Just yesterday my friend recommended a book on philosophy called something like ‘A Little something something Philosophy’, but when entered in Google, it doesn’t find the correct book.
GOOGLE SEARCH TIPS EXAMPLE: Simply type A Little * * Philosophy and Google returns the correct result based on the placeholders.
#4 — Perform a Reverse Image Search
By performing a reverse image search, you can track the origin of an image and see where else it is posted online, as well as have Google provide other images that are similar or related.
Go to images.google.com and then either click the camera icon to upload an image from your computer, or you can find an image hosted online, right click on it and choose ‘Copy Image URL’ and paste it into the search field.
The first page of results will display images that are similar or related to your original, and to find matching images, click ‘search by image’ to display exact matches. This is a great way to find the origin of a specific image as mousing over each thumbnail displays the URL of the page on which it appears.
#5 — Search within a single website
One of Google’s most useful features, especially for researchers, is its ability to search within a single website. To search a single site, simply enter your search term, followed by site:url.
GOOGLE SEARCH TIPS EXAMPLE: thomas payne site:archive.org — this returns only those pages on archive.org relevant to the search query where you can find his complete works as a PDF.
#6 — Search for similar websites
If you have found a website that you really like, you can type related:url (epictutorials.com) and Google will do its best to find websites that are related to the one entered. Whilst this doesn’t guarantee equally excellent content, it does save some time finding related sites.
GOOGLE SEARCH TIPS EXAMPLE: related:epictutorials.com
#7 — Search for a cached version of a website
Have you ever gone back to reread something posted on a website only to find that it has been removed or updated? Type cache: followed by the URL to find the last cached version of that site which may contain material that has been deleted or updated since. The frequency with which the website is updated will determine how often Google caches the site, but often the cached version can be weeks, or even months older than the current version.
#8 — Search for a specific file type
Google allows you to search for a particular file type by typing filetype: followed by the file types extensions, for example pdf, ppt, doc, or xls. This is an incredibly useful tool if you want material published in these formats. By searching for a pdf over a regular website, you are likely to find academic essays, reports, entire books and much else of interest.
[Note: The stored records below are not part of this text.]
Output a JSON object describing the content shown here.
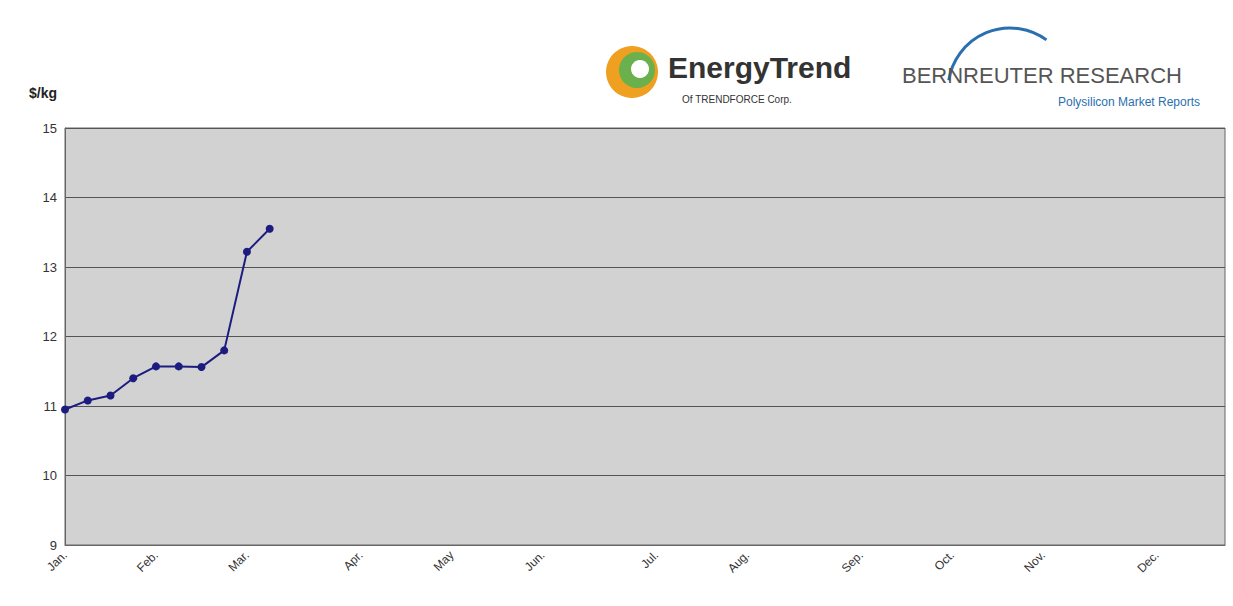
{
  "chart_data": {
    "type": "line",
    "ylabel": "$/kg",
    "annotations": [
      "EnergyTrend",
      "Of TRENDFORCE Corp.",
      "BERNREUTER RESEARCH",
      "Polysilicon Market Reports"
    ],
    "categories": [
      "Jan.",
      null,
      null,
      null,
      "Feb.",
      null,
      null,
      null,
      "Mar.",
      null,
      null,
      null,
      null,
      "Apr.",
      null,
      null,
      null,
      "May",
      null,
      null,
      null,
      "Jun.",
      null,
      null,
      null,
      null,
      "Jul.",
      null,
      null,
      null,
      "Aug.",
      null,
      null,
      null,
      null,
      "Sep.",
      null,
      null,
      null,
      "Oct.",
      null,
      null,
      null,
      "Nov.",
      null,
      null,
      null,
      null,
      "Dec.",
      null,
      null,
      null
    ],
    "values": [
      10.95,
      11.08,
      11.15,
      11.4,
      11.57,
      11.57,
      11.56,
      11.8,
      13.22,
      13.55,
      null,
      null,
      null,
      null,
      null,
      null,
      null,
      null,
      null,
      null,
      null,
      null,
      null,
      null,
      null,
      null,
      null,
      null,
      null,
      null,
      null,
      null,
      null,
      null,
      null,
      null,
      null,
      null,
      null,
      null,
      null,
      null,
      null,
      null,
      null,
      null,
      null,
      null,
      null,
      null,
      null,
      null
    ],
    "color": "#1c1c80",
    "marker": "circle",
    "ylim": [
      9,
      15
    ],
    "yticks": [
      9,
      10,
      11,
      12,
      13,
      14,
      15
    ],
    "grid": true
  }
}
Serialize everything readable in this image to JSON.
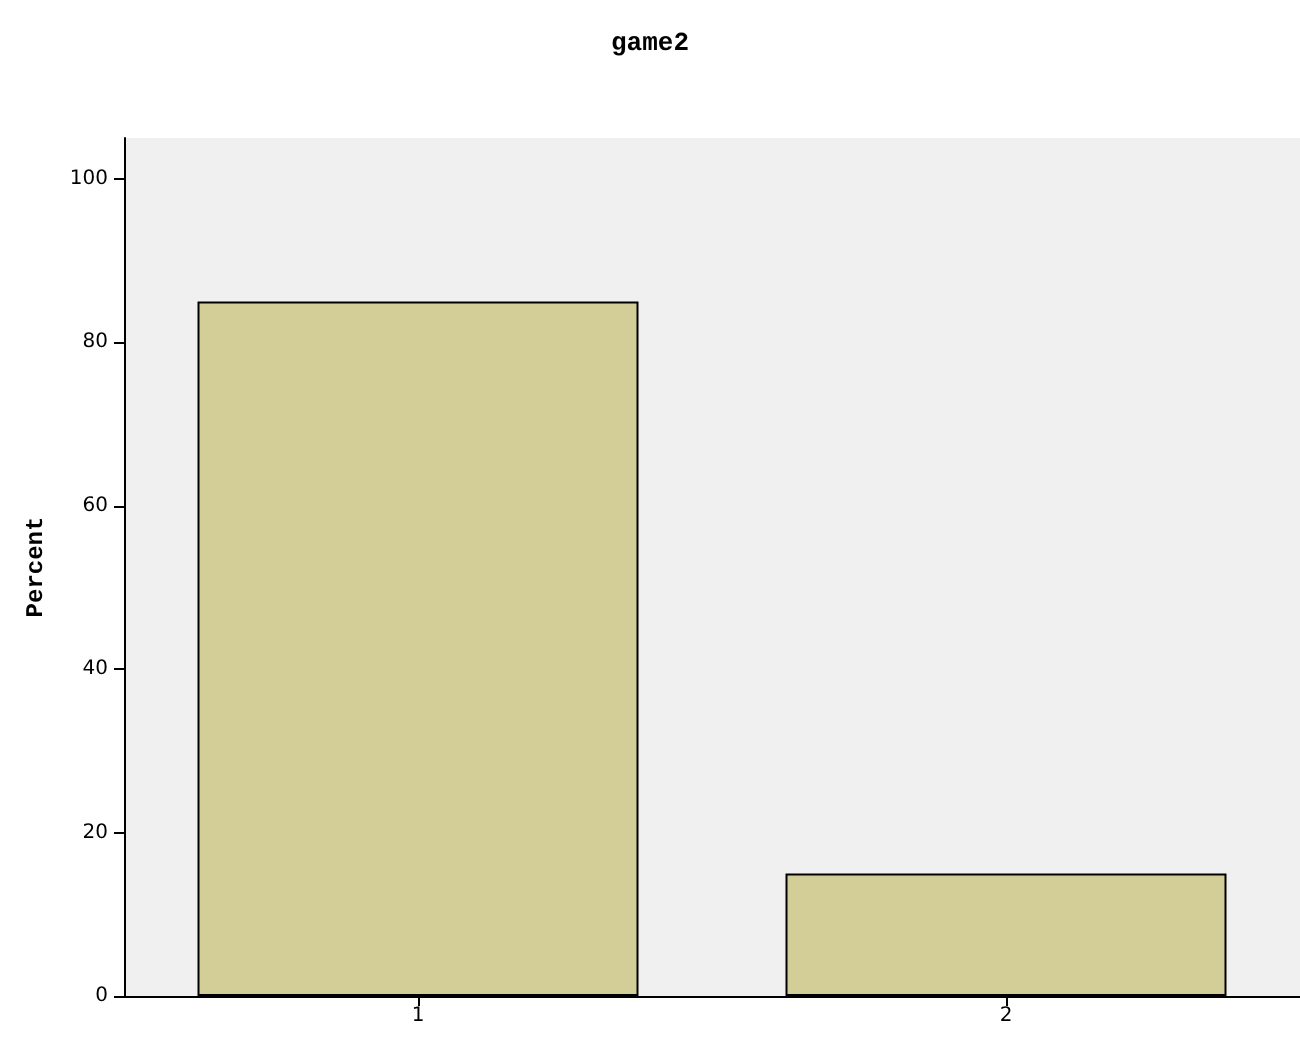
{
  "chart_data": {
    "type": "bar",
    "title": "game2",
    "ylabel": "Percent",
    "categories": [
      "1",
      "2"
    ],
    "values": [
      85,
      15
    ],
    "color": "#d3cd97",
    "ylim": [
      0,
      105
    ],
    "yticks": [
      0,
      20,
      40,
      60,
      80,
      100
    ],
    "grid": false
  }
}
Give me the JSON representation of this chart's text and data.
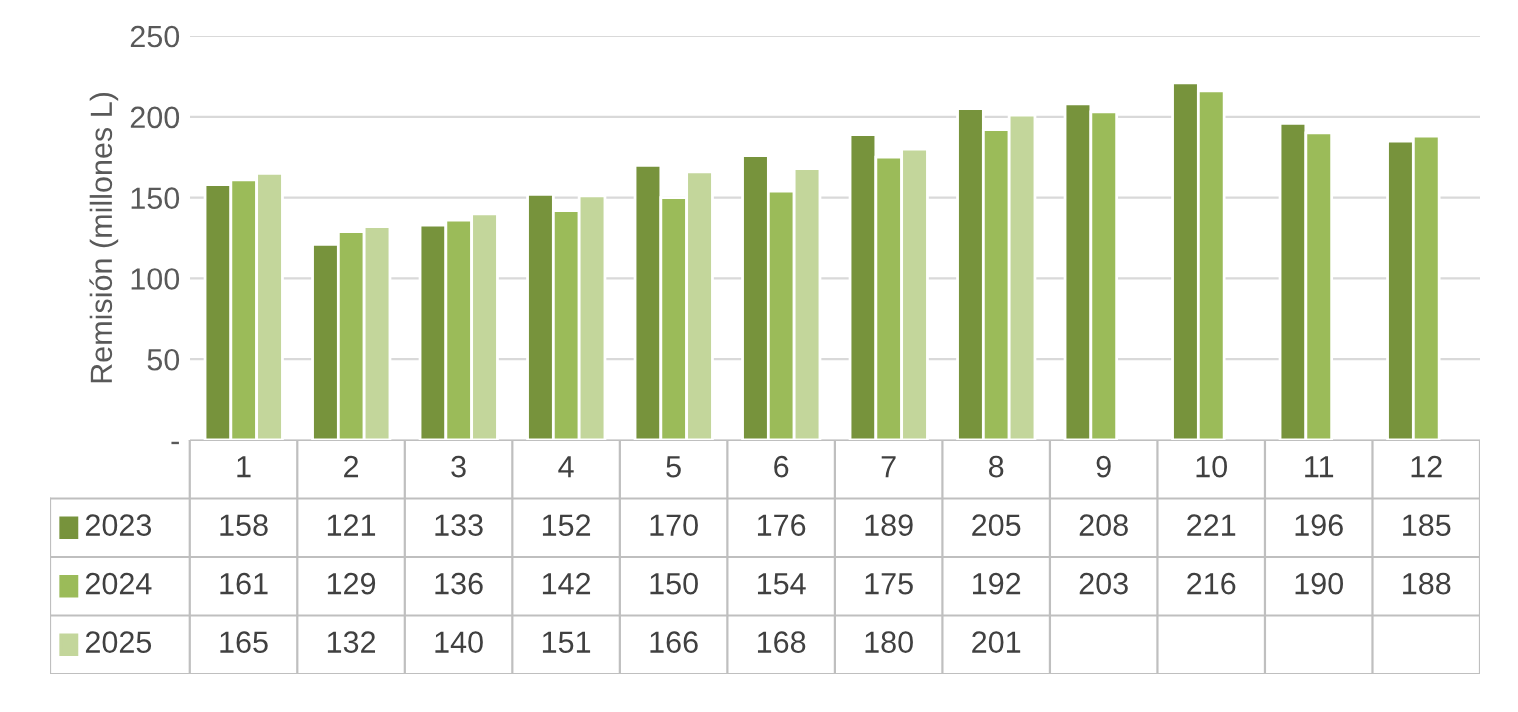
{
  "chart_data": {
    "type": "bar",
    "ylabel": "Remisión (millones L)",
    "categories": [
      "1",
      "2",
      "3",
      "4",
      "5",
      "6",
      "7",
      "8",
      "9",
      "10",
      "11",
      "12"
    ],
    "series": [
      {
        "name": "2023",
        "color": "#77933c",
        "values": [
          158,
          121,
          133,
          152,
          170,
          176,
          189,
          205,
          208,
          221,
          196,
          185
        ]
      },
      {
        "name": "2024",
        "color": "#9bbb59",
        "values": [
          161,
          129,
          136,
          142,
          150,
          154,
          175,
          192,
          203,
          216,
          190,
          188
        ]
      },
      {
        "name": "2025",
        "color": "#c3d69b",
        "values": [
          165,
          132,
          140,
          151,
          166,
          168,
          180,
          201,
          null,
          null,
          null,
          null
        ]
      }
    ],
    "ylim": [
      0,
      250
    ],
    "yticks": [
      {
        "value": 0,
        "label": "-"
      },
      50,
      100,
      150,
      200,
      250
    ],
    "grid": "y",
    "legend": "bottom",
    "data_labels": true
  }
}
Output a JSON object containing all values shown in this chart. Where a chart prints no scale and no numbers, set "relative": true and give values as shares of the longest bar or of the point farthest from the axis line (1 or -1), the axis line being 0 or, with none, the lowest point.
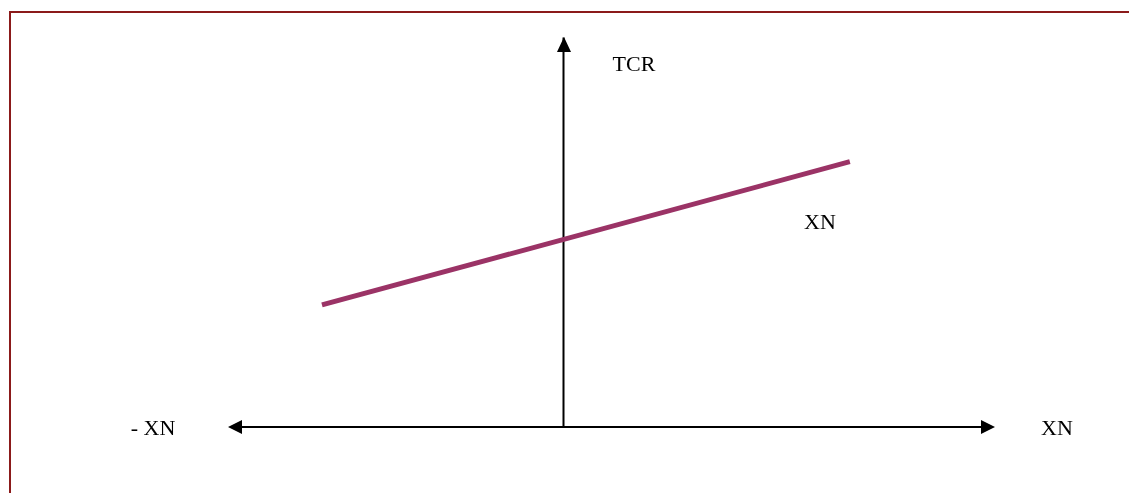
{
  "chart_data": {
    "type": "line",
    "xlabel": "XN",
    "ylabel": "TCR",
    "annotations": [
      "- XN"
    ],
    "relative": true,
    "line_style": "solid",
    "categories": [
      null,
      null
    ],
    "series": [
      {
        "name": "XN",
        "color": "#9b3366",
        "values": [
          0.46,
          1
        ]
      }
    ]
  }
}
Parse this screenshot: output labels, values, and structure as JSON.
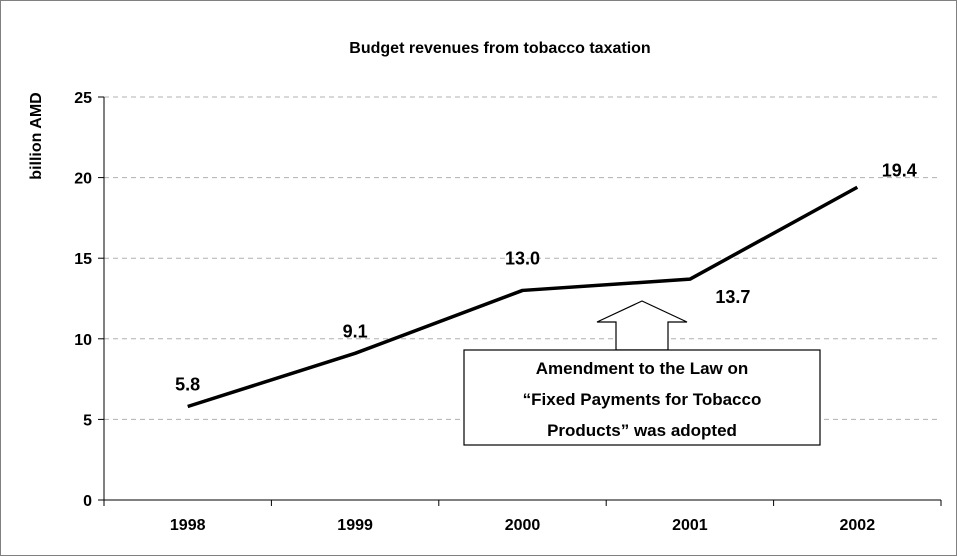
{
  "chart_data": {
    "type": "line",
    "title": "Budget revenues from tobacco taxation",
    "ylabel": "billion AMD",
    "xlabel": "",
    "ylim": [
      0,
      25
    ],
    "yticks": [
      0,
      5,
      10,
      15,
      20,
      25
    ],
    "categories": [
      "1998",
      "1999",
      "2000",
      "2001",
      "2002"
    ],
    "series": [
      {
        "values": [
          5.8,
          9.1,
          13.0,
          13.7,
          19.4
        ]
      }
    ],
    "data_labels": [
      "5.8",
      "9.1",
      "13.0",
      "13.7",
      "19.4"
    ],
    "grid": true,
    "annotation": {
      "lines": [
        "Amendment to the Law on",
        "“Fixed Payments for Tobacco",
        "Products” was adopted"
      ]
    },
    "colors": {
      "line": "#000000",
      "grid": "#b0b0b0",
      "frame": "#808080"
    }
  }
}
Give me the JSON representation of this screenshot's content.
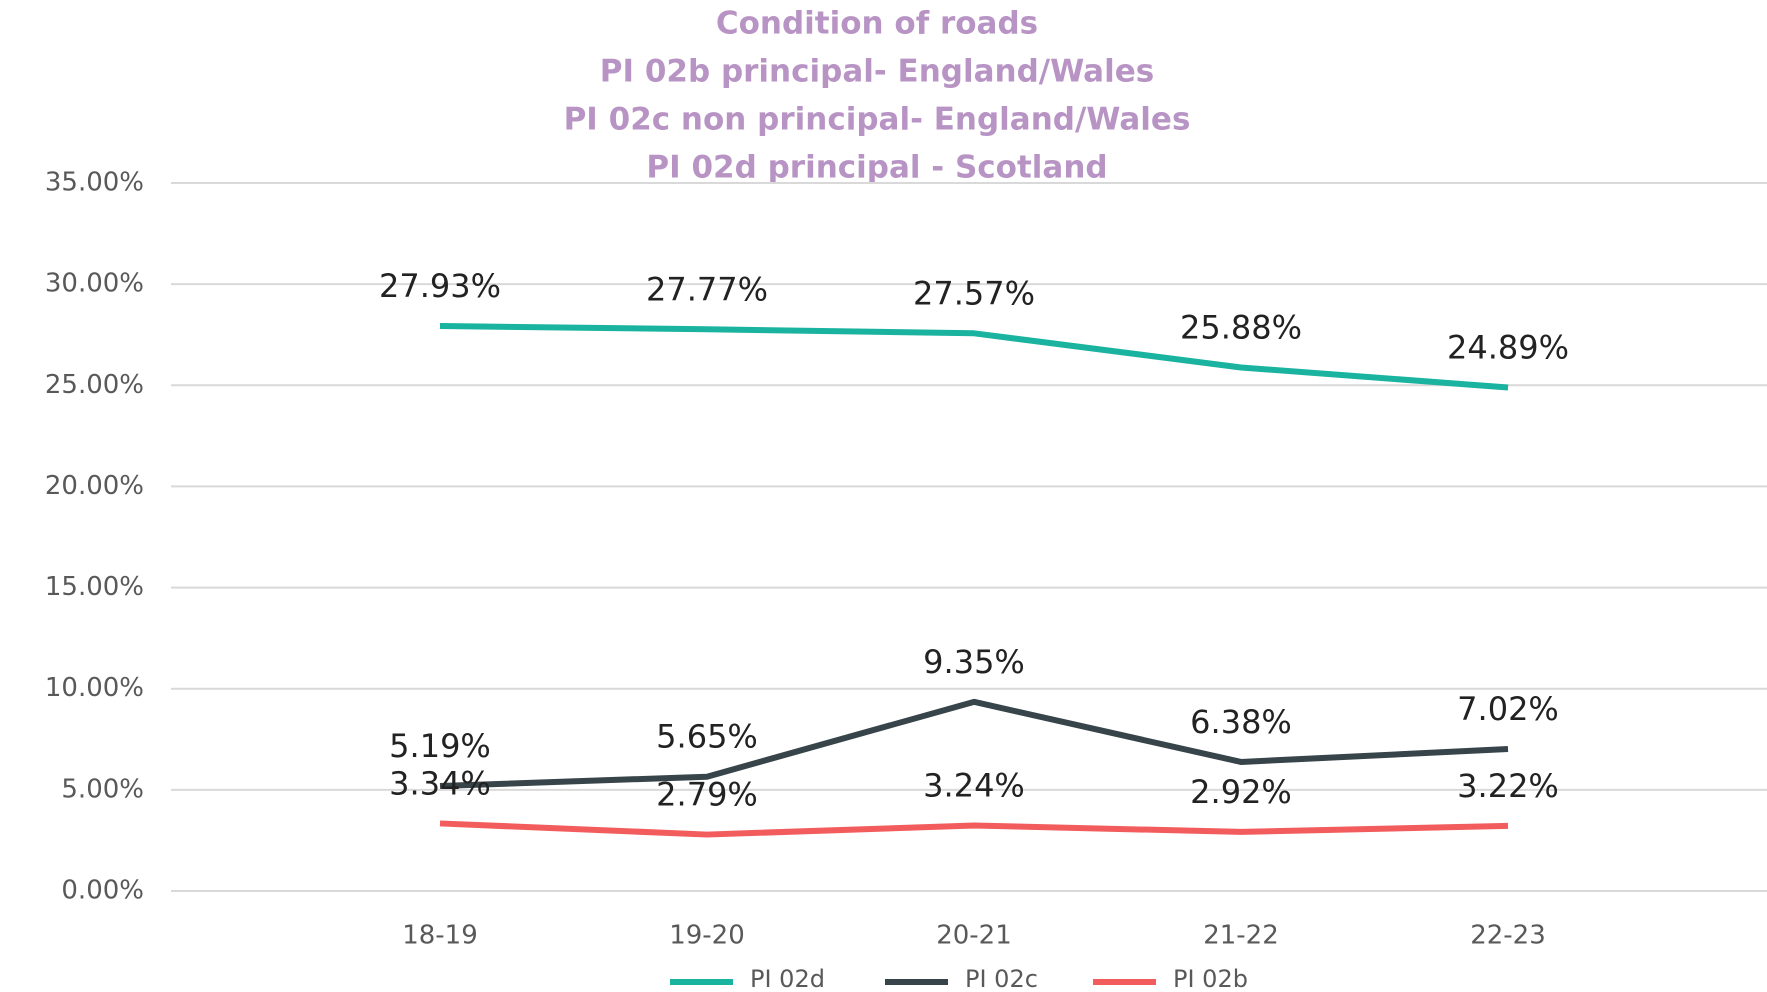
{
  "chart_data": {
    "type": "line",
    "title": [
      "Condition of roads",
      "PI 02b principal- England/Wales",
      "PI 02c non principal- England/Wales",
      "PI 02d principal - Scotland"
    ],
    "categories": [
      "18-19",
      "19-20",
      "20-21",
      "21-22",
      "22-23"
    ],
    "series": [
      {
        "name": "PI 02d",
        "color": "#1ab3a0",
        "values": [
          27.93,
          27.77,
          27.57,
          25.88,
          24.89
        ],
        "value_labels": [
          "27.93%",
          "27.77%",
          "27.57%",
          "25.88%",
          "24.89%"
        ]
      },
      {
        "name": "PI 02c",
        "color": "#37444a",
        "values": [
          5.19,
          5.65,
          9.35,
          6.38,
          7.02
        ],
        "value_labels": [
          "5.19%",
          "5.65%",
          "9.35%",
          "6.38%",
          "7.02%"
        ]
      },
      {
        "name": "PI 02b",
        "color": "#f25c5c",
        "values": [
          3.34,
          2.79,
          3.24,
          2.92,
          3.22
        ],
        "value_labels": [
          "3.34%",
          "2.79%",
          "3.24%",
          "2.92%",
          "3.22%"
        ]
      }
    ],
    "ylim": [
      0,
      35
    ],
    "yticks": [
      {
        "value": 0,
        "label": "0.00%"
      },
      {
        "value": 5,
        "label": "5.00%"
      },
      {
        "value": 10,
        "label": "10.00%"
      },
      {
        "value": 15,
        "label": "15.00%"
      },
      {
        "value": 20,
        "label": "20.00%"
      },
      {
        "value": 25,
        "label": "25.00%"
      },
      {
        "value": 30,
        "label": "30.00%"
      },
      {
        "value": 35,
        "label": "35.00%"
      }
    ],
    "grid": true,
    "legend": "bottom"
  }
}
Likewise searching for a ppt file will often yield hundreds of powerpoint presentations that often contain the information in a distilled form from sources such as universities.
GOOGLE SEARCH TIPS EXAMPLE: Introduction to formal logic filetype:pdf
#9 — Only display results that include search term in page title
To perform a search that only returns the pages with your search term as their title, just type intitle: then your search term (Epic Tutorials).
GOOGLE SEARCH TIPS EXAMPLE: intitle: to google like a pro — if you want to force an exact match then type – intitle:”how to google like a pro”.
#10 — Search Google without Using Google (and protect your privacy)
Lastly, if you want to use all the benefits of Google’s excellent search engine, but are concerned about your privacy and the cosy relationship Google’s Eric Schmidt has with the NSA – then try startpage.com as your default search engine and take your online privacy back. StartPage delivers Google Search results without recording your IP address or placing tracking cookies in your browser, as well as using SSL encryption to ensure your ISP can’t record what you do online.